Typically it is during development in your Gitpod that you realize conceive of additional software you need and that the effort to install it locally is too great. However at this point you are in a running Docker instance - the Dockerfile has been executed - what to do? The easiest is to commit and push your new .gitpod.yml and ‘.gitpod.Dockerfile’ back to your repo and just close and abandon your current Gitpod - and just start another one (e.g. by clicking on the “Gitpod” button that the Gitpod Chrome extension created)! This is so easy and cheap and quick that it becomes part of the process of using Gitpod: just throw it away and do it again. Note however that there’s a limitation of 4 simultaneous running Gitpods. You may need to go to Gitpod (perhaps log in) and thence to https://gitpod.io/workspaces/ and click “Stop” on one of the other Workspaces.

Stop Workspace

Gitpod Stop and Start

Between start-ups of Gitpods, the state, other than in the workspace itself is lost. I need to be very clear on what happens here and why it’s useful: what you can do is a whole lot of development in your Gitpod and various runs of systems that gather data - for example, you can extract and store trading data into a PostgreSQL database. This data is retained between starts. So you can execute a set of time-consuming operations with the state of these stored by the gitpod user by the software being used (like a database) - and it will be available to every copy of that Gitpod that is distributed. This is a very powerful and flexible solution.

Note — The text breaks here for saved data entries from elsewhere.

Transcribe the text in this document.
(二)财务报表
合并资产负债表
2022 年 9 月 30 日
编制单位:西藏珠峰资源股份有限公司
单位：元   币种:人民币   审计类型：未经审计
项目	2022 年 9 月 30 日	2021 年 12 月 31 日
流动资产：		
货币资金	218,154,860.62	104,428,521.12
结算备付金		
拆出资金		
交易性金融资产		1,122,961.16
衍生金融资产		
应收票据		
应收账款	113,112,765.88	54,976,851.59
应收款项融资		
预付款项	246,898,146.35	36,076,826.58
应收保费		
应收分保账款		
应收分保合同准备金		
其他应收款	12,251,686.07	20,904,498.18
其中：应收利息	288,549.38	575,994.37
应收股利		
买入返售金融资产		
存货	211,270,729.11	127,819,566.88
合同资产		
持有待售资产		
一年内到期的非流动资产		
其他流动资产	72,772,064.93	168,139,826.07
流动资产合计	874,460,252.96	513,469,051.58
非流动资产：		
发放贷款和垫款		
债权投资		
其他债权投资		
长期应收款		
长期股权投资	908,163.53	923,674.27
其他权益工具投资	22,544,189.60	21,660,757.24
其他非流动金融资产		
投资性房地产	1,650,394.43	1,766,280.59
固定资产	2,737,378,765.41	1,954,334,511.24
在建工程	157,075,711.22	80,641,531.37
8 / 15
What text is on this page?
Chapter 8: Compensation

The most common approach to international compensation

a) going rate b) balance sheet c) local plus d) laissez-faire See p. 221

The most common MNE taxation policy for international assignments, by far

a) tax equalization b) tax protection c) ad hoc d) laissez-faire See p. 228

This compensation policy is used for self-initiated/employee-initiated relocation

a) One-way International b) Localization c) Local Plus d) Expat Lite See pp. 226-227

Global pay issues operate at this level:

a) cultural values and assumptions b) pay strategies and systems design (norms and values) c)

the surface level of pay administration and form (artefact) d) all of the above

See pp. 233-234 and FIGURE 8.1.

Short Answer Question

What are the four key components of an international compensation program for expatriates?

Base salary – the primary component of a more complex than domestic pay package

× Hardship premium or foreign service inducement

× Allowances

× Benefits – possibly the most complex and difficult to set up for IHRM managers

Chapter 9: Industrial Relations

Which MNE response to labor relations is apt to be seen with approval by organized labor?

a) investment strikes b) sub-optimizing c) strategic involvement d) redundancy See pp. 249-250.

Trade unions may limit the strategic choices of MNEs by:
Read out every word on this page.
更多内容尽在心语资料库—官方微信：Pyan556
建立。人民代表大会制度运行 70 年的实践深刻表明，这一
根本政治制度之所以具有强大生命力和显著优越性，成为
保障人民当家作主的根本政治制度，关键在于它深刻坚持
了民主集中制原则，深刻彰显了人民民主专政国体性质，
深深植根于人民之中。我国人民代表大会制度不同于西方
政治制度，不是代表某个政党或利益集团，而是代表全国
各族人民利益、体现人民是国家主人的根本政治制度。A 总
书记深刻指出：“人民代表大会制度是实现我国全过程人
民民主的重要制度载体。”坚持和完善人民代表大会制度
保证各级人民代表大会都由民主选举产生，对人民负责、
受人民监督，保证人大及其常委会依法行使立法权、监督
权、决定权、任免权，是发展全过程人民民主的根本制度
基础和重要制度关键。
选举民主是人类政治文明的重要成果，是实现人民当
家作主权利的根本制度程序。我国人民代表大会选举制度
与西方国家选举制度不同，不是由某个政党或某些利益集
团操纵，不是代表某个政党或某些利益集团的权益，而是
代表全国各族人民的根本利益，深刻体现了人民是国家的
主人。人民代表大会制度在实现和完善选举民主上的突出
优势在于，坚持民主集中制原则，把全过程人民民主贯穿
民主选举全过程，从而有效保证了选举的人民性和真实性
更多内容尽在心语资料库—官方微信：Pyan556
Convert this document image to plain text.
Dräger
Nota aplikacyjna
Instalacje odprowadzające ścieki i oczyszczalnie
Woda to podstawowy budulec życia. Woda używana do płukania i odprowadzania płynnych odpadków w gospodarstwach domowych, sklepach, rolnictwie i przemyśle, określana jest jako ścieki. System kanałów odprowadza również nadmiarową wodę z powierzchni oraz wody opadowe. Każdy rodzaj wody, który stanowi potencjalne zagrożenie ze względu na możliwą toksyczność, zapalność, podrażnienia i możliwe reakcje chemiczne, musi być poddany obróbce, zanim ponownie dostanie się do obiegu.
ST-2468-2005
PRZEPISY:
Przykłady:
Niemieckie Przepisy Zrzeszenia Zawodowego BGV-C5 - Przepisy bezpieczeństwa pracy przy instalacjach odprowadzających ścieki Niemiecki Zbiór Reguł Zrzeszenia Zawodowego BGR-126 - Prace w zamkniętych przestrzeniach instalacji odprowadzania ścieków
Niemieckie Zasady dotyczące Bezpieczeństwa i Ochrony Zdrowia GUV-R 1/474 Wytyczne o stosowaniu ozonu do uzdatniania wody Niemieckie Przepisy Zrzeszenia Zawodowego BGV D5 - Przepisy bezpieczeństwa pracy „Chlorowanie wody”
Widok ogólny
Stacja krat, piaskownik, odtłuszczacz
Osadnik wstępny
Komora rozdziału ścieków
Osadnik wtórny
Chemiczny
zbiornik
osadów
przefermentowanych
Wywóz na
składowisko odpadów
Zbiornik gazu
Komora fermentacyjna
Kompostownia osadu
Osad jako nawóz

There are some processes whose data is not retained however - those that store it outside the Workspace. An example is the setup of Python pre-requisites based on locally created libraries. In Getting a Cryptalgo Running I give an example for the Python module preparation of talib. This is done using the .gitpod.yml file. In this file you can specify operations to be performed on every startup, e.g.

tasks:
  - init: echo "Not doing anything with 'init' right now!"
    command: | 
      cd /workspace/gitpod/ta-lib-master && python3 setup.py install && cd /workspace/gitpod/cryptalgo
      export LD_LIBRARY_PATH=/workspace/gitpod/.local/lib
image:
  file: .gitpod.Dockerfile

Distribution

As I mentioned, a great feature of Gitpods - perhaps the killer feature - is the ease by which they can be distributed. You simply go to the top-right user icon and “Share Workspace Snapshot”

Workspace Snapshot

The URL created can now be shared around - whoever clicks on it gets a new Ubuntu instance, created by the Docker that will allow them to come to the same state as the developer who created the Gitpod. It’s the immediate sharing of software in a defined runtime state.